Use custom pools when:

  • You have a custom amplicon panel not included in the default configuration
  • You want to add new amplicons to an existing panel
  • You're developing a new panel design

Setting Up Custom Pools

There are two options for setting up a custom pool. Option 1 (Using Command-Line Parameters) is recommended for one-off or short-term analysis, such as testing a new panel design. Option 2 (Adding to the Pipeline Configuration) is recommended for long-term use and sharing functionality between users. If you think this panel would be useful for others, then please follow Option 2 or reach out for help.

Option 1: Using Command-Line Parameters

Step 1: Prepare Your Amplicon Info File

Create a tab-separated file describing the targets and primers within your panel/pool with the following columns.

Example File

See an example amplicon info file: D1.1_amplicon_info.tsv

Column Description Example
target_id Unique identifier for the target Pf3D7_01_v3-insertStart-insertEnd
chrom Chromosome name (must match genome/reference) Pf3D7_01_v3
insert_start Start position of the amplicon insert 1000
insert_end End position of the amplicon insert 1200
fwd_primer Forward primer sequence ATCGATCGATCG
rev_primer Reverse primer sequence GCTAGCTAGCTA
pool Pool (or panel) name MyCustomPool

Coordinates

  • All coordinates should be 0-based (e.g., insert_start)
  • If using the resmarker module, make sure the coordinates are relative to the full 3D7 reference.

Step 2: Generate a Reference

You can either create a targeted reference that includes only the reference sequences for each target, or supply a whole genome reference that covers all targets in your amplicon info file. If using a genome, the pipeline will use the amplicon info to create a targeted reference automatically.

Option A: Using a Genome Reference

  • Ensure the genome covers all targets defined in the amplicon info file. If your panel includes targets for multiple species, you may need to combine genomes.
  • Ensure the chromosome names in the genome match the chrom column in your amplicon info file.
  • Supply to the pipeline using the --genome flag.

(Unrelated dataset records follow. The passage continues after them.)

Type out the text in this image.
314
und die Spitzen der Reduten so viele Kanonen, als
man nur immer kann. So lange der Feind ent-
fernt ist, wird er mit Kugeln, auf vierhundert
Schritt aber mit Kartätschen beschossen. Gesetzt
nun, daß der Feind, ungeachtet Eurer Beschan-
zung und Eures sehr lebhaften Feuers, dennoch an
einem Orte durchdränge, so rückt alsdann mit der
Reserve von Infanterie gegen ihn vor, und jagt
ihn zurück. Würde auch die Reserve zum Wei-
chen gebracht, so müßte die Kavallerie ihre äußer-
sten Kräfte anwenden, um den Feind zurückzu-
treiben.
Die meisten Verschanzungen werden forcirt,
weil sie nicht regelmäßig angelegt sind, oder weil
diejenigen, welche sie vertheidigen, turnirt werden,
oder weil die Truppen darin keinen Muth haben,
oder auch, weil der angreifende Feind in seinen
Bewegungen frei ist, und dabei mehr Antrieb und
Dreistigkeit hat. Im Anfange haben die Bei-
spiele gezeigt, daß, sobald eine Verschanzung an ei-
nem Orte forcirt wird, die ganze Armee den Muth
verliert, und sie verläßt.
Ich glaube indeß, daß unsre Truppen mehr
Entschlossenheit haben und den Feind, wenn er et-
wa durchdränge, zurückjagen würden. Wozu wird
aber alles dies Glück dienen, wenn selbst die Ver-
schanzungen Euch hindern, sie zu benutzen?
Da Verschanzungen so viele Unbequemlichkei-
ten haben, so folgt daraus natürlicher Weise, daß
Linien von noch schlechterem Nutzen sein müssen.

Option B: Using a Targeted Reference File

  • FASTA file with reference sequences for each amplicon
  • Header format: >target_id (must match target_id in amplicon_info.tsv)
  • Supply to the pipeline using the --refseq_fasta flag.

Example File

See an example targeted reference file: D1.1_reference.fasta

Step 3: Run the Pipeline

Example: Using a genome reference

nextflow run main.nf \
  --readDIR /path/to/data \
  --pools MyCustomPool \
  --amplicon_info /path/to/MyCustomPool_amplicon_info.tsv \
  --genome /path/to/full_genome.fasta \
  -profile docker

Example: Using a targeted reference

nextflow run main.nf \
  --readDIR /path/to/data \
  --pools MyCustomPool \
  --amplicon_info /path/to/MyCustomPool_amplicon_info.tsv \
  --refseq_fasta /path/to/MyCustomPool_reference.fasta \
  -profile docker

Option 2: Adding to Pipeline Configuration

Step 1: Prepare Your Files

Two files are required to configure the pipeline: an amplicon info file and a targeted reference.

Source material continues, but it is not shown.